In summary, selecting the appropriate illuminator is crucial in fluorescence microscopy to ensure effective excitation of fluorochromes and reliable imaging results. The choice should align with the spectral requirements of the fluorochromes and the goals of the microscopy experiment.

Microscope Set-Up for Episcopic Fluorescence

The set-up for episcopic fluorescence microscopy involves aligning the microscope components to ensure proper illumination and imaging. This process typically follows Köhler illumination principles. Here are the steps for setting up episcopic fluorescence using a mercury arc lamp:

1. Centering the Arc Lamp:

• Caution: Mercury arc lamps emit UV radiation, so precautions must be taken.
• Begin by focusing on a specimen using a low-power objective lens.
• Remove the objective lens and replace the specimen with a white paper.
• Open the epi-illuminator's field iris and aperture iris fully.
• Place a filter pack in the optical path and open the lamp shutter.
• Use the collector lens focus knob to focus the image of the lamp's electrodes onto the white paper.
• If the lamp image is too bright, try adjusting the field iris, aperture iris, or use a different filter pack.
• One electrode will appear pointed, and the other blunt.
• Use the controls on the lamp housing's side to center the electrode's image in the circle of illumination. These controls affect only the real image of the electrode.
• A fainter image of the electrodes may also be visible, which is a reflection from the lamp's concave mirror. The mirror controls on the rear of the lamp housing adjust both images.
• Ensure that the reflected image of the electrodes is superimposed onto the primary image.
• Some manufacturers may have specific recommendations for the distance between the two images.
• Close the lamp shutter.

2. Focusing the Collector Lens:

• Replace the objective lens and place a fluorescent specimen on the microscope.
• Initially, focus on the specimen using bright field microscopy.
• Open the epi-illuminator's field and aperture irises.
• Focus the lamp housing's collector lens to achieve uniform illumination of the field of view.
• If the illumination remains uneven, adjust the lamp centering screws while observing the specimen until uniform illumination is achieved.

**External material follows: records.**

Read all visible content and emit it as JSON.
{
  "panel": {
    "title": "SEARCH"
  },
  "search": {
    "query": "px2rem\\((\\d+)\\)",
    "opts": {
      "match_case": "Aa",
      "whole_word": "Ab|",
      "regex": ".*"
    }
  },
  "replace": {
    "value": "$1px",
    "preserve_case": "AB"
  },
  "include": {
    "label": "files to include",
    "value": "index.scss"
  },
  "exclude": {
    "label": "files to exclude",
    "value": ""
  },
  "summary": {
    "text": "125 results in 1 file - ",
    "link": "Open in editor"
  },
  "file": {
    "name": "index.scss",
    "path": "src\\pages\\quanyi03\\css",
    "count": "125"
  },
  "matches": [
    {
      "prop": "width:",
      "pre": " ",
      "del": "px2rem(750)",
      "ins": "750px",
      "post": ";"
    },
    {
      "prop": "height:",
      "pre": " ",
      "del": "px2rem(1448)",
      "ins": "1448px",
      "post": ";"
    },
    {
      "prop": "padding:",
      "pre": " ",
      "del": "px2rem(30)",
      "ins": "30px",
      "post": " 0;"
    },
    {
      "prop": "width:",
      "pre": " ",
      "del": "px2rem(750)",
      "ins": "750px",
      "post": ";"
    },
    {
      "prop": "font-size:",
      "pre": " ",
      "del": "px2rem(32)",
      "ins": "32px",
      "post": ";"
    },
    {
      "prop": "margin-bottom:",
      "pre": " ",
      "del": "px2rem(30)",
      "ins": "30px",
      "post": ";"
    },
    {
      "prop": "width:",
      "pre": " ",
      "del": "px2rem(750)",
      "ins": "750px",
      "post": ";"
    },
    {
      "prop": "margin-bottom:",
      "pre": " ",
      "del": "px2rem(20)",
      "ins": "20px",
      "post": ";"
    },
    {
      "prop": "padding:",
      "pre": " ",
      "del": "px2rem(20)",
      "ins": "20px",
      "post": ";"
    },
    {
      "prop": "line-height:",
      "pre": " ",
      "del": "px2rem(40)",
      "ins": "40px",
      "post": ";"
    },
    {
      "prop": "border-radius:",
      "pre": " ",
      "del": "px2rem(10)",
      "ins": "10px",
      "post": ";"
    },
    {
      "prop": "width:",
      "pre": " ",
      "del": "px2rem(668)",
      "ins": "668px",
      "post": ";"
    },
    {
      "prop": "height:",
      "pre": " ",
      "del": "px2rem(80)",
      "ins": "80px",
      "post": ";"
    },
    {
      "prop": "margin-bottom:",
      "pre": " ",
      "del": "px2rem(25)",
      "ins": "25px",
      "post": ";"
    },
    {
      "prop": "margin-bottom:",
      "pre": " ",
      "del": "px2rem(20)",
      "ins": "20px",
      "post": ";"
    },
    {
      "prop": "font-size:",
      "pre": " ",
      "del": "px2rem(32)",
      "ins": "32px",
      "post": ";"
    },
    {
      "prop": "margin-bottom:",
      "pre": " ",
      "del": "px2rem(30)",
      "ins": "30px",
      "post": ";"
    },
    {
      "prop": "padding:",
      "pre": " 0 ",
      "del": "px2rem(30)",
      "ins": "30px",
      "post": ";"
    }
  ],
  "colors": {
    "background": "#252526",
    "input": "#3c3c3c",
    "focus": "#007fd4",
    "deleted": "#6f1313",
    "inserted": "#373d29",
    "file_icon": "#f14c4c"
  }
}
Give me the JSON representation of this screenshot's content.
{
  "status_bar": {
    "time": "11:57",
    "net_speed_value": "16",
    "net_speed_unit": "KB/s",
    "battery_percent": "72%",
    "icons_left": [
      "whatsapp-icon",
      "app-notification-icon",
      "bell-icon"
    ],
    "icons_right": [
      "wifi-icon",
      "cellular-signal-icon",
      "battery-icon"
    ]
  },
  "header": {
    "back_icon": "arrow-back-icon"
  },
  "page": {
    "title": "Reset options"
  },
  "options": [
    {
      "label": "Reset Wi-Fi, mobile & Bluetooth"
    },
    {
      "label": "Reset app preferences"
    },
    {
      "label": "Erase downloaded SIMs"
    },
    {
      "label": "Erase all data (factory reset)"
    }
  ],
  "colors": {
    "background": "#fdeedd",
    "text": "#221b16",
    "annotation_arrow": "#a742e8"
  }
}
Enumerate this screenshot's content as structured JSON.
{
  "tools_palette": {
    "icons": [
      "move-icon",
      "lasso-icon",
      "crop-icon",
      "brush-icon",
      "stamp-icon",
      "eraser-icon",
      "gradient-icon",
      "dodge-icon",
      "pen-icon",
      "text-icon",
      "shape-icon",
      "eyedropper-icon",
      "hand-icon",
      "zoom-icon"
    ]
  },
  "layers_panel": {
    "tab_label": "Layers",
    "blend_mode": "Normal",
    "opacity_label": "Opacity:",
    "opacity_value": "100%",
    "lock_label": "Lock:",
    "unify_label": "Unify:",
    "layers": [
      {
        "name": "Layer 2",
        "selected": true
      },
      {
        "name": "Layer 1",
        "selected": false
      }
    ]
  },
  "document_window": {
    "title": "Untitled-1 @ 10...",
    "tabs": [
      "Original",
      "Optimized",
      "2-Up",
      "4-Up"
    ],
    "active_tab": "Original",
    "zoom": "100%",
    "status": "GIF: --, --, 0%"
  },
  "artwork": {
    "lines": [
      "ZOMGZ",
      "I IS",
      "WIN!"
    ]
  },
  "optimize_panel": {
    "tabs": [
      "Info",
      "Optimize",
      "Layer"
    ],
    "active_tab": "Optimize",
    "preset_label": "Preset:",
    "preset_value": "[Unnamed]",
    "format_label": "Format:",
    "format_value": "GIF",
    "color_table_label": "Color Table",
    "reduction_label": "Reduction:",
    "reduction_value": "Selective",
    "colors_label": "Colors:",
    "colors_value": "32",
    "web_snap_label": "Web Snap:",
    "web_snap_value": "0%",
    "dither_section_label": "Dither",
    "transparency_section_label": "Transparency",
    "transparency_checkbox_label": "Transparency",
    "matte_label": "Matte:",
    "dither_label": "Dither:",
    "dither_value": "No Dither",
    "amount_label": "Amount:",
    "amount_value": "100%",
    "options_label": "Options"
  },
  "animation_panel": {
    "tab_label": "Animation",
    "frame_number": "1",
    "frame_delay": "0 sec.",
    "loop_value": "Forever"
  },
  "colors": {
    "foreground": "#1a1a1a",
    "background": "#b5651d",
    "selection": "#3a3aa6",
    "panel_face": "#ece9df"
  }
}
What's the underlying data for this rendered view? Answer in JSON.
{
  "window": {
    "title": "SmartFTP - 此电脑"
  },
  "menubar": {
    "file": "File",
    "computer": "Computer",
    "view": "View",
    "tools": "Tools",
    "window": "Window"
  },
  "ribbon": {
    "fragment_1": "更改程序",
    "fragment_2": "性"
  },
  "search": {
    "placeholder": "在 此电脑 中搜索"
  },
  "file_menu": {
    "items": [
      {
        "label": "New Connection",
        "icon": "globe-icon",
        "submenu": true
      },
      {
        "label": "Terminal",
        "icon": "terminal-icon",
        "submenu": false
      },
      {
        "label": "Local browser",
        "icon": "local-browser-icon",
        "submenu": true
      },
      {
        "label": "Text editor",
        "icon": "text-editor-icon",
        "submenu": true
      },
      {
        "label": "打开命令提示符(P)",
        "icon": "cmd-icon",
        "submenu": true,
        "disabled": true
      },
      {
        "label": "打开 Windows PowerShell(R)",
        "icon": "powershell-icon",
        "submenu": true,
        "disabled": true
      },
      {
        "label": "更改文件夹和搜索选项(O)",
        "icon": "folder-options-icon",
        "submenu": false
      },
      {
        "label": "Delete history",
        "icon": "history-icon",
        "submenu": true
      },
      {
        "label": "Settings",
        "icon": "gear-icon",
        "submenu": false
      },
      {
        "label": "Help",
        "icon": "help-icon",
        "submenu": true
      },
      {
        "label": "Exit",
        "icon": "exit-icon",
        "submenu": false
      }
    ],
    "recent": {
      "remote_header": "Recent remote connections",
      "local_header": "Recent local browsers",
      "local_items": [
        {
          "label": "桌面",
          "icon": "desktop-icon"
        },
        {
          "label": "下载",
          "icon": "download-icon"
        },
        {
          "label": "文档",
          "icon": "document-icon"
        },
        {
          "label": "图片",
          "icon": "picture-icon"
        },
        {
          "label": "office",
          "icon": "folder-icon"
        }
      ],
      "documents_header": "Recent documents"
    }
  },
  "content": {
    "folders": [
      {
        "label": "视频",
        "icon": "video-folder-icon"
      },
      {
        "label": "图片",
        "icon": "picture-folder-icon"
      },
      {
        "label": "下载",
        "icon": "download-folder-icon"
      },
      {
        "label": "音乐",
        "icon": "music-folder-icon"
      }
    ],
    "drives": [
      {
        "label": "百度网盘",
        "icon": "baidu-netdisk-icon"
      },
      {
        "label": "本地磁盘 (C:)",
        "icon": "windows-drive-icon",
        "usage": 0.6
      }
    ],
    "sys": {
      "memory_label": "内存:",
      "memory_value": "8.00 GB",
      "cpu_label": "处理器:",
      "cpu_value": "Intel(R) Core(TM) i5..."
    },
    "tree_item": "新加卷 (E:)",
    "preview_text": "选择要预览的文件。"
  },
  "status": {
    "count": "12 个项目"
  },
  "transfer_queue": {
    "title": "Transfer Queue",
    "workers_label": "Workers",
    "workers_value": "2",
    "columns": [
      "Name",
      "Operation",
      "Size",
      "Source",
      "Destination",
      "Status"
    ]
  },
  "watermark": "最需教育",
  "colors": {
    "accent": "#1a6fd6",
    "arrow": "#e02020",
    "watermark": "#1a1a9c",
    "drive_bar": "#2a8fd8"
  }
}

3. Adjusting the Epi-Field Iris:

• Focus on the fluorescent specimen.
• Close the field iris and ensure that a sharp image of its edge enters your field of view.
• Center the field iris using the provided centering controls.
• Open the field iris just out of the field of view.

4. Adjusting the Epi-Aperture Iris:

• Stopping down the aperture iris can help reduce non-specific background fluorescence.
• This adjustment should be made while observing the fluorescent specimen to minimize any impact on the fluorescence from specifically labeled structures.
• Ensure that the aperture iris is fully open when starting work.

Tip: On upright stands, consider lowering the transmitted light condenser or removing it from the stand if it won't be used. This prevents reflected light from the condenser's surface from affecting the fluorescent image and producing a darker background.

Properly aligning the microscope components in episcopic fluorescence is essential for achieving high-quality fluorescent imaging with reduced background fluorescence. Following these steps ensures that the microscope is optimized for fluorescence microscopy applications.